Trent desperately needed a solid lead. He guessed poor Ester Varner, the woman lying face down in her own blood, wouldn’t yield much information either. Maybe when he got a chance to talk to the first officer on the scene something might come to light. Trent’s doubts engulfed him like a dark shroud.
It bothered him that he did not pick up even a slight twinge from the killer, no vague images, or a mental nudge. He had no other explanation for it. He could go to any crime scene and touch the victim or an object nearby and get fuzzy mental pictures, distorted impressions or flashes of the incident. He prided himself on his ability to sniff out the bad guys with his keen sixth sense, a secret nobody knew about, not his family or his boss.

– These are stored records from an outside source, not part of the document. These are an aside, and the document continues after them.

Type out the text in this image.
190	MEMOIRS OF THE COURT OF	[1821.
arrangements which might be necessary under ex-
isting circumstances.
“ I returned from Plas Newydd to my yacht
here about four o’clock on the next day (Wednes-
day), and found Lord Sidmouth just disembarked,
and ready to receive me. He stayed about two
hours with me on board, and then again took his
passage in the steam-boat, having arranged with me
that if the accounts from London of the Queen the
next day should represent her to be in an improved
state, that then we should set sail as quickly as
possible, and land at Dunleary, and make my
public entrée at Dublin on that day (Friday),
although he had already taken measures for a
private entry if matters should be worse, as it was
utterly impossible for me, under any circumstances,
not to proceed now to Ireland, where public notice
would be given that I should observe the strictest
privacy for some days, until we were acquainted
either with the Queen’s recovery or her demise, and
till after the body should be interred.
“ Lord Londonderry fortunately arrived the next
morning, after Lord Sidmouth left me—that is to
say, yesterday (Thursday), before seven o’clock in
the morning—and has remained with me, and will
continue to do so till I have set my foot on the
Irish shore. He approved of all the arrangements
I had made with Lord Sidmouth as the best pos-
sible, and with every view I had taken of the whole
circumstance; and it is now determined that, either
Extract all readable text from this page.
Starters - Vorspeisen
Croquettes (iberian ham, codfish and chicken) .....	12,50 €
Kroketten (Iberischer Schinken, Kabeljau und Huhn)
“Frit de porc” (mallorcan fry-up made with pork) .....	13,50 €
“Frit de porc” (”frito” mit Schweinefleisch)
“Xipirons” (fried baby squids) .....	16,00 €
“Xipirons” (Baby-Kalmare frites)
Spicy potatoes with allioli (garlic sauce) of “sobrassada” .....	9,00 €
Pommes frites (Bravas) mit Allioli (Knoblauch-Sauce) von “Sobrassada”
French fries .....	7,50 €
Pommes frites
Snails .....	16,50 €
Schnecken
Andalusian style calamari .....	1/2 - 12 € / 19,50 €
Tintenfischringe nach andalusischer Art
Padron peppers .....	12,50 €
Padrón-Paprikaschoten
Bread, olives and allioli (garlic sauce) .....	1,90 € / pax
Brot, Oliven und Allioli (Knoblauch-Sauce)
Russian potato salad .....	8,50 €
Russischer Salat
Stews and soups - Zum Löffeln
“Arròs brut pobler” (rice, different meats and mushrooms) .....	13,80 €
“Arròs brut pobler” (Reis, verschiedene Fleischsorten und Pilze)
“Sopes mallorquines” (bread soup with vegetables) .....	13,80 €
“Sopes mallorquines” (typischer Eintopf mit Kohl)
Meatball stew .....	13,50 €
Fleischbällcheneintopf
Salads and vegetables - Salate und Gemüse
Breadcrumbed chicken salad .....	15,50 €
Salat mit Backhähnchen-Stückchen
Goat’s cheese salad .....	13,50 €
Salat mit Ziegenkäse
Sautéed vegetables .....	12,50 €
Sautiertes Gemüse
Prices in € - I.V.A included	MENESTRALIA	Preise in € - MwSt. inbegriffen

But, with this guy, not a damn thing. That bothered Trent more than anything else. He had to catch this monster and soon.
He stared out into the small knit cluster of onlookers. It amazed him how macabre curiosity could be as he watched emergency lights play across women in curlers and robes hugged tight across their bodies. Their eyes full of concern and questions on their lips. Some of the men gathered in small groups, hands in their pockets, nodding their heads every now and then toward their dead neighbor’s home. Reporters strained against the yellow crime scene tape wanting answers. No matter the incident, the lookie-loos were there, speculating on what happened. The people next door thought she was in Florida, not on the floor of her living room starting to rot.